Escribe desde prisión a su ex en Santiago pese a tenerlo prohibido y le absuelven porque interceptaron las cartas

El acusado, con dos penas previas por quebrantamiento de condena, remitió cuatro cartas manuscritas a la mujer

LA VOZ DE GALICIA.(XURXO MELCHOR). FOTOGRAFÍA: PIXABAY. La Audiencia Provincial ha aceptado el recurso de apelación de un hombre al que el Juzgado de lo Penal número 1 de Santiago condenó por quebrantar la orden que le prohibía comunicarse por cualquier medio con su expareja al escribirle a la mujer cuatro cartas manuscritas desde la cárcel de Teixeiro, en la que estaba interno. En primera instancia le impusieron una pena de dos meses y veinte días de prisión, pero los magistrados que revisaron el caso la han revocado al considerar que el acusado no llegó a establecer comunicación con la afectada porque la dirección del penal interceptó las misivas y jamás llegó a enviarlas.

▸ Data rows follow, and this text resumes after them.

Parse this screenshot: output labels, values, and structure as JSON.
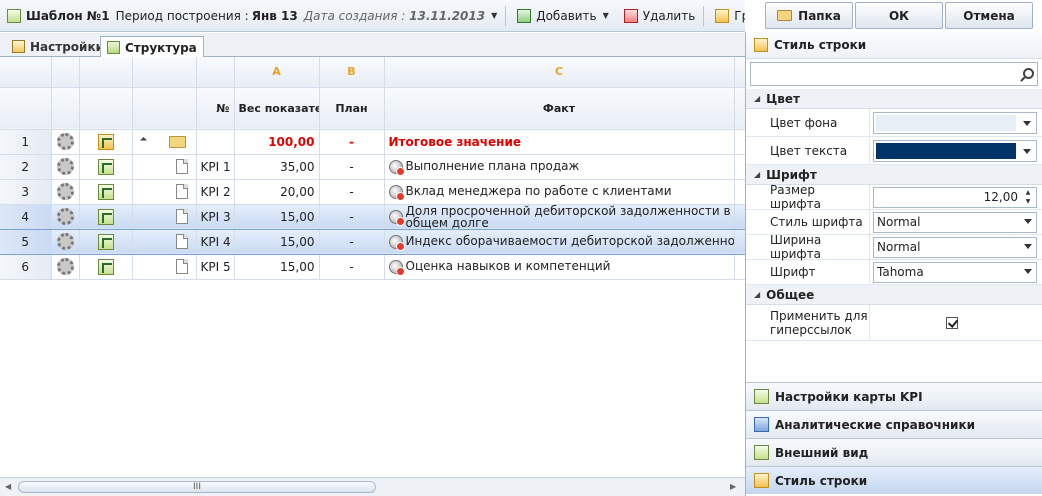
{
  "toolbar": {
    "title": "Шаблон №1",
    "period_label": "Период построения :",
    "period_value": "Янв 13",
    "created_label": "Дата создания :",
    "created_value": "13.11.2013",
    "add_label": "Добавить",
    "delete_label": "Удалить",
    "group_label": "Группа\\элемент"
  },
  "top_buttons": {
    "folder": "Папка",
    "ok": "ОК",
    "cancel": "Отмена"
  },
  "tabs": [
    {
      "label": "Настройки"
    },
    {
      "label": "Структура",
      "active": true
    }
  ],
  "grid": {
    "col_letters": [
      "A",
      "B",
      "C"
    ],
    "headers": {
      "num": "№",
      "weight": "Вес показателя",
      "plan": "План",
      "fact": "Факт"
    },
    "rows": [
      {
        "n": "1",
        "code": "",
        "weight": "100,00",
        "plan": "-",
        "fact": "Итоговое значение",
        "total": true
      },
      {
        "n": "2",
        "code": "KPI 1",
        "weight": "35,00",
        "plan": "-",
        "fact": "Выполнение плана продаж"
      },
      {
        "n": "3",
        "code": "KPI 2",
        "weight": "20,00",
        "plan": "-",
        "fact": "Вклад менеджера по работе с клиентами"
      },
      {
        "n": "4",
        "code": "KPI 3",
        "weight": "15,00",
        "plan": "-",
        "fact": "Доля просроченной дебиторской задолженности в общем долге",
        "selected": true
      },
      {
        "n": "5",
        "code": "KPI 4",
        "weight": "15,00",
        "plan": "-",
        "fact": "Индекс оборачиваемости дебиторской задолженности",
        "selected": true
      },
      {
        "n": "6",
        "code": "KPI 5",
        "weight": "15,00",
        "plan": "-",
        "fact": "Оценка навыков и компетенций"
      }
    ]
  },
  "scrollbar": {
    "thumb_grip": "III"
  },
  "right_panel": {
    "title": "Стиль строки",
    "search": {
      "value": ""
    },
    "sections": {
      "color": {
        "title": "Цвет",
        "bg_label": "Цвет фона",
        "bg_color": "#e8eef5",
        "text_label": "Цвет текста",
        "text_color": "#003366"
      },
      "font": {
        "title": "Шрифт",
        "size_label": "Размер шрифта",
        "size_value": "12,00",
        "style_label": "Стиль шрифта",
        "style_value": "Normal",
        "width_label": "Ширина шрифта",
        "width_value": "Normal",
        "font_label": "Шрифт",
        "font_value": "Tahoma"
      },
      "general": {
        "title": "Общее",
        "hyperlink_label": "Применить для гиперссылок",
        "hyperlink_checked": true
      }
    },
    "accordion": [
      {
        "label": "Настройки карты KPI"
      },
      {
        "label": "Аналитические справочники"
      },
      {
        "label": "Внешний вид"
      },
      {
        "label": "Стиль строки",
        "active": true
      }
    ]
  }
}
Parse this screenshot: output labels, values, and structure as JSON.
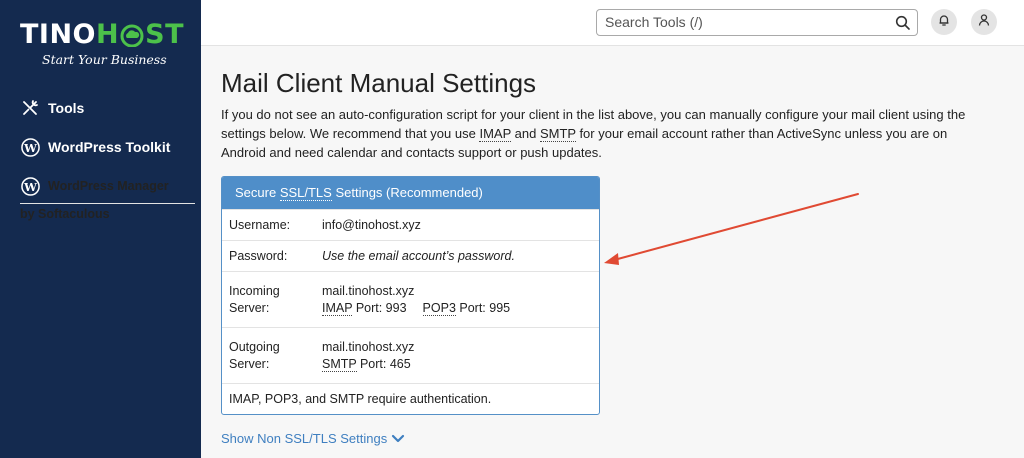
{
  "brand": {
    "name_part1": "TINO",
    "name_part2": "H",
    "name_part3": "ST",
    "tagline": "Start Your Business",
    "colors": {
      "sidebar": "#142a4f",
      "accent_green": "#4cc14a",
      "panel_header": "#4f8ec9",
      "link": "#3f7fc0",
      "arrow": "#e04a33"
    }
  },
  "sidebar": {
    "items": [
      {
        "label": "Tools",
        "icon": "tools-icon"
      },
      {
        "label": "WordPress Toolkit",
        "icon": "wordpress-icon"
      },
      {
        "label": "WordPress Manager",
        "label_line2": "by Softaculous",
        "icon": "wordpress-icon"
      }
    ]
  },
  "header": {
    "search_placeholder": "Search Tools (/)",
    "icons": [
      "search-icon",
      "bell-icon",
      "user-icon"
    ]
  },
  "main": {
    "title": "Mail Client Manual Settings",
    "intro_part1": "If you do not see an auto-configuration script for your client in the list above, you can manually configure your mail client using the settings below. We recommend that you use ",
    "intro_imap": "IMAP",
    "intro_and": " and ",
    "intro_smtp": "SMTP",
    "intro_part2": " for your email account rather than ActiveSync unless you are on Android and need calendar and contacts support or push updates.",
    "panel": {
      "head_prefix": "Secure ",
      "head_abbr": "SSL/TLS",
      "head_suffix": " Settings (Recommended)",
      "username_label": "Username:",
      "username_value": "info@tinohost.xyz",
      "password_label": "Password:",
      "password_value": "Use the email account’s password.",
      "incoming_label_1": "Incoming",
      "incoming_label_2": "Server:",
      "incoming_host": "mail.tinohost.xyz",
      "imap_abbr": "IMAP",
      "imap_port_text": " Port: 993",
      "pop3_abbr": "POP3",
      "pop3_port_text": " Port: 995",
      "outgoing_label_1": "Outgoing",
      "outgoing_label_2": "Server:",
      "outgoing_host": "mail.tinohost.xyz",
      "smtp_abbr": "SMTP",
      "smtp_port_text": " Port: 465",
      "auth_note": "IMAP, POP3, and SMTP require authentication."
    },
    "show_non_ssl": "Show Non SSL/TLS Settings"
  }
}
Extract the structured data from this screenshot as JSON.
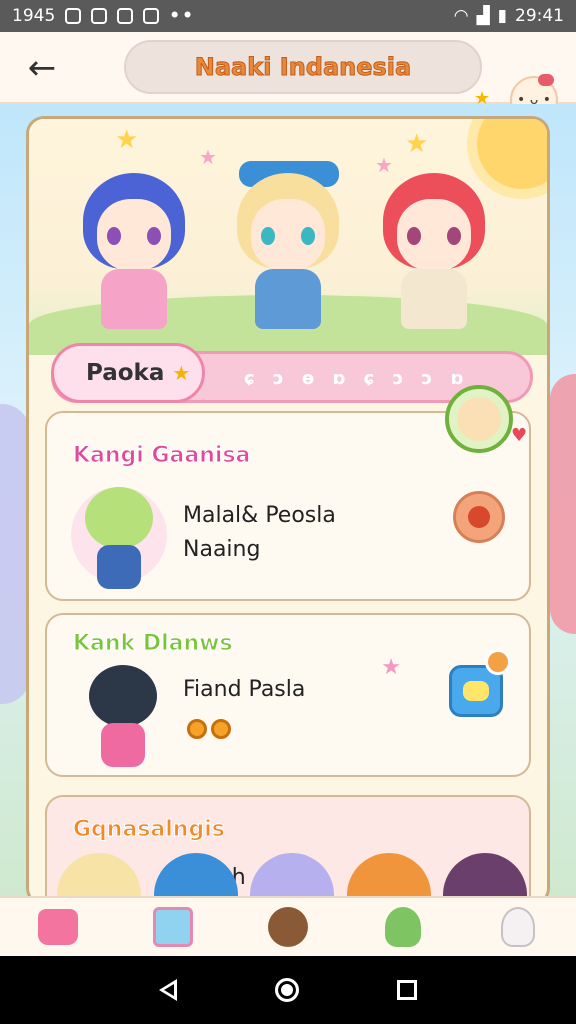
{
  "status_bar": {
    "time_left": "1945",
    "time_right": "29:41",
    "dots": "••"
  },
  "app_bar": {
    "title": "Naaki Indanesia",
    "back_icon": "arrow-left-icon",
    "avatar_icon": "kawaii-face-icon"
  },
  "hero": {
    "banner_tag": "Paoka",
    "banner_deco": "ɕ ɔ ɵ ɒ ɕ ɔ ɔ ɒ"
  },
  "cards": [
    {
      "title": "Kangi Gaanisa",
      "lines": [
        "Malal& Peosla",
        "Naaing"
      ],
      "button_icon": "peach-icon"
    },
    {
      "title": "Kank Dlanws",
      "lines": [
        "Fiand Pasla"
      ],
      "button_icon": "smile-square-icon"
    },
    {
      "title": "Gqnasalngis",
      "lines": [
        "Giach"
      ]
    }
  ],
  "bottom_nav": [
    {
      "icon": "bag-icon"
    },
    {
      "icon": "cup-icon"
    },
    {
      "icon": "cookie-icon"
    },
    {
      "icon": "frog-icon"
    },
    {
      "icon": "ghost-icon"
    }
  ],
  "colors": {
    "accent_pink": "#ef86aa",
    "title_orange": "#e8893a",
    "card_green": "#78c43a"
  }
}
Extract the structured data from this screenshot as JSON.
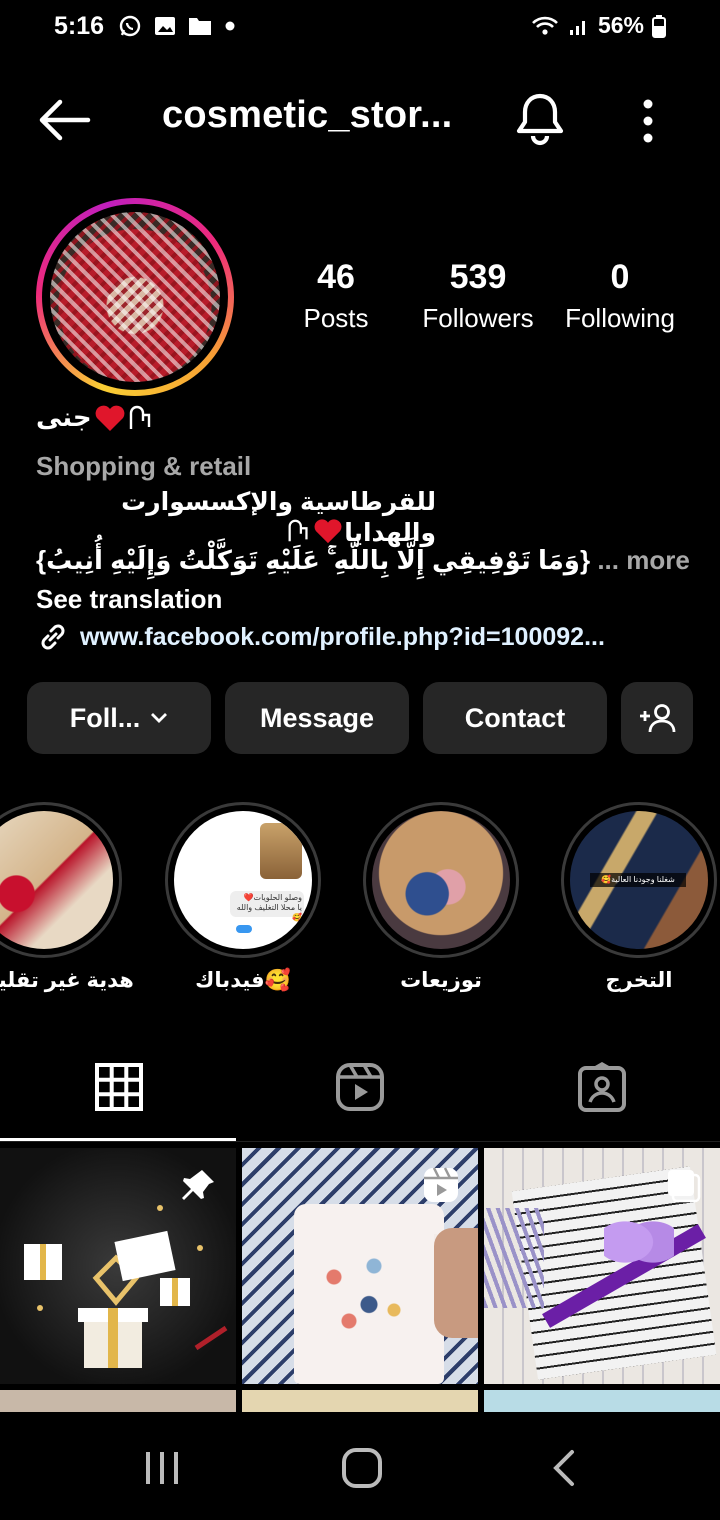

El acusado, con dos penas firmes previas por quebrantamiento de condena, tenía prohibido establecer comunicación «por ningún medio oral o escrito, directo o indirecto» con su expareja por un auto que fue dictado el 11 de mayo del 2021. Sin embargo, entre el 18 y el 30 de agosto de ese mismo año, envió las cuatro cartas a la mujer desde la cárcel de Teixeiro «que fueron interceptadas por el centro penitenciario y no remitidas a su destinataria ante la existencia de la prohibición de comunicación», recoge la sentencia en sus hechos probados.

Es aquí donde, para el tribunal provincial, está el meollo del asunto. «Como al centro penitenciario se le comunican las órdenes de protección y penas accesorias impropias, podemos establecer que existe, respecto de las comunicaciones de los internos que las quebranten, un filtro administrativo previo para la protección de las víctimas y el respeto del mandato judicial».

Por ello, entiende la Audiencia que el hombre no cursó las cartas, sino que las presentó ante el correspondiente departamento del centro para que fuesen los funcionarios los que lo hiciesen. Los magistrados consideran que «como entre el depósito de las cartas en un departamento penitenciario y su curso posterior por correo ordinario existe una labor reglamentaria de filtro de un funcionario público» todas las comunicaciones de los internos están fiscalizadas, por lo que, como ocurrió en este caso, aquellas que se hacen de manera irregular se interceptan y devuelven al remitente, por lo que el quebrantamiento de la orden de prohibición de comunicación con su expareja no llegó a producirse realmente.

«La acción desarrollada por el apelante cae dentro del ámbito de la tentativa irreal o imaginaria. Es obvio que, desde una perspectiva racional y en abstracto, ese control reglamentario de la correspondencia hace inapta la acción ejecutada por el interno para comunicar con la víctima y no produjo resultado típico alguno», añade la resolución al resolver el recurso.